Method 3 of 3: Stop hanging out with your ex

  1. 1 Stop communicating with your ex. One of the most important steps in recovering from a breakup is to completely cut out the relationship with your ex. Do not call or send him messages or emails. Do not reply if this person is trying to contact you. You can even block this person's number if you are worried that you cannot resist and answer him. Try not to interact with this person for at least 90 days. During this period, you will be able to wean from it.
    • If you have joint children or property, you cannot help but communicate with your ex. However, try to limit communication with him to a minimum.
    • If you have no reason (for example, children) why you are forced to communicate with your ex, after 90 days, do not resume communication with him. Otherwise, it will be difficult for you to quickly recover from the breakup.
    • If you feel like chatting with your ex, write him an email, but don't send it. Putting your feelings into words will give you relief.

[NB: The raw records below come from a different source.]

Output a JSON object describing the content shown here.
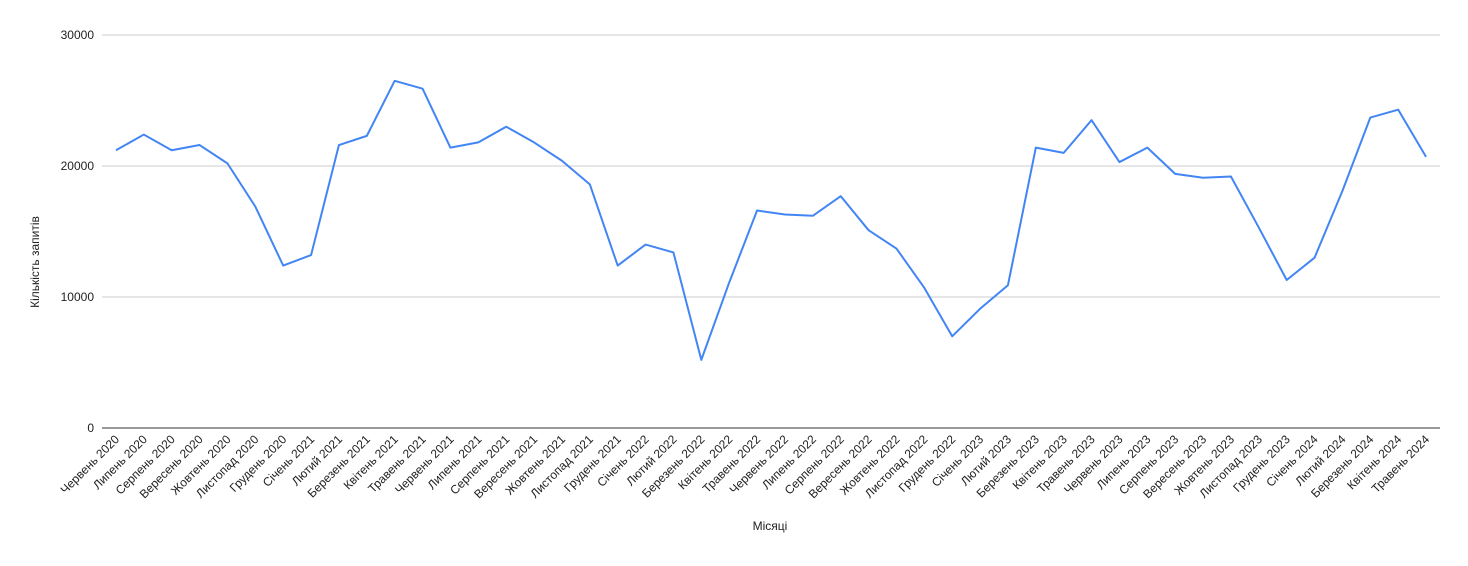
{
  "chart_data": {
    "type": "line",
    "x_label": "Місяці",
    "y_label": "Кількість запитів",
    "categories": [
      "Червень 2020",
      "Липень 2020",
      "Серпень 2020",
      "Вересень 2020",
      "Жовтень 2020",
      "Листопад 2020",
      "Грудень 2020",
      "Січень 2021",
      "Лютий 2021",
      "Березень 2021",
      "Квітень 2021",
      "Травень 2021",
      "Червень 2021",
      "Липень 2021",
      "Серпень 2021",
      "Вересень 2021",
      "Жовтень 2021",
      "Листопад 2021",
      "Грудень 2021",
      "Січень 2022",
      "Лютий 2022",
      "Березень 2022",
      "Квітень 2022",
      "Травень 2022",
      "Червень 2022",
      "Липень 2022",
      "Серпень 2022",
      "Вересень 2022",
      "Жовтень 2022",
      "Листопад 2022",
      "Грудень 2022",
      "Січень 2023",
      "Лютий 2023",
      "Березень 2023",
      "Квітень 2023",
      "Травень 2023",
      "Червень 2023",
      "Липень 2023",
      "Серпень 2023",
      "Вересень 2023",
      "Жовтень 2023",
      "Листопад 2023",
      "Грудень 2023",
      "Січень 2024",
      "Лютий 2024",
      "Березень 2024",
      "Квітень 2024",
      "Травень 2024"
    ],
    "values": [
      21200,
      22400,
      21200,
      21600,
      20200,
      16900,
      12400,
      13200,
      21600,
      22300,
      26500,
      25900,
      21400,
      21800,
      23000,
      21800,
      20400,
      18600,
      12400,
      14000,
      13400,
      5200,
      11100,
      16600,
      16300,
      16200,
      17700,
      15100,
      13700,
      10700,
      7000,
      9100,
      10900,
      21400,
      21000,
      23500,
      20300,
      21400,
      19400,
      19100,
      19200,
      15300,
      11300,
      13000,
      18100,
      23700,
      24300,
      20700
    ],
    "color": "#4285f4",
    "ylim": [
      0,
      30000
    ],
    "yticks": [
      0,
      10000,
      20000,
      30000
    ],
    "grid": true
  }
}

  2. 2 Remove this person from your friends list on all social networks you use. If the former partner is on your Twitter, Instagram, or Facebook friends list, delete it. No social platform should remind you of the person who broke your heart. It might even be worth going to the extreme by stopping temporarily using social media. Also, remove the photos if you see fit.
    • No need to delete photos permanently! Just remove them from your page so they don't catch your eye.
    • You can also unsubscribe from his friends' updates. This will prevent you from seeing photos or posts related to your ex.
  3. 3 Avoid places where you might meet your ex. If you meet your ex a lot, it will be difficult for you to forget him. Try to avoid places where you might meet this person. Take a different route to work or school. While you may feel a little uncomfortable, it’s worth it to heal faster after a breakup.
  4. 4 Allow yourself to grieve. You can only cope with your feelings if you allow yourself to experience them, and do not suppress them all the time. Set aside enough time each day to think about breaking up. Don't hold back tears; cry, it will be easier for you to cope with your feelings. The tears will wash away all the sadness.
    • Set aside less and less time each day to grieve. After a while, you’ll think less and less about breaking up.
  5. 5 Remove anything that might remind you of your ex. Of course, you shouldn't pretend that this person never existed. However, if you take away things that might remind you of this person, recovery will be less painful.
    • Walk around your room and put away any photographs, letters, and any reminders of the person you are trying to forget.
    • Do not forget that we are talking about removing all reminders for a while, it is not at all necessary to destroy them. You need to burn or throw away items associated with this person only if you are absolutely sure that they have no place in your future life.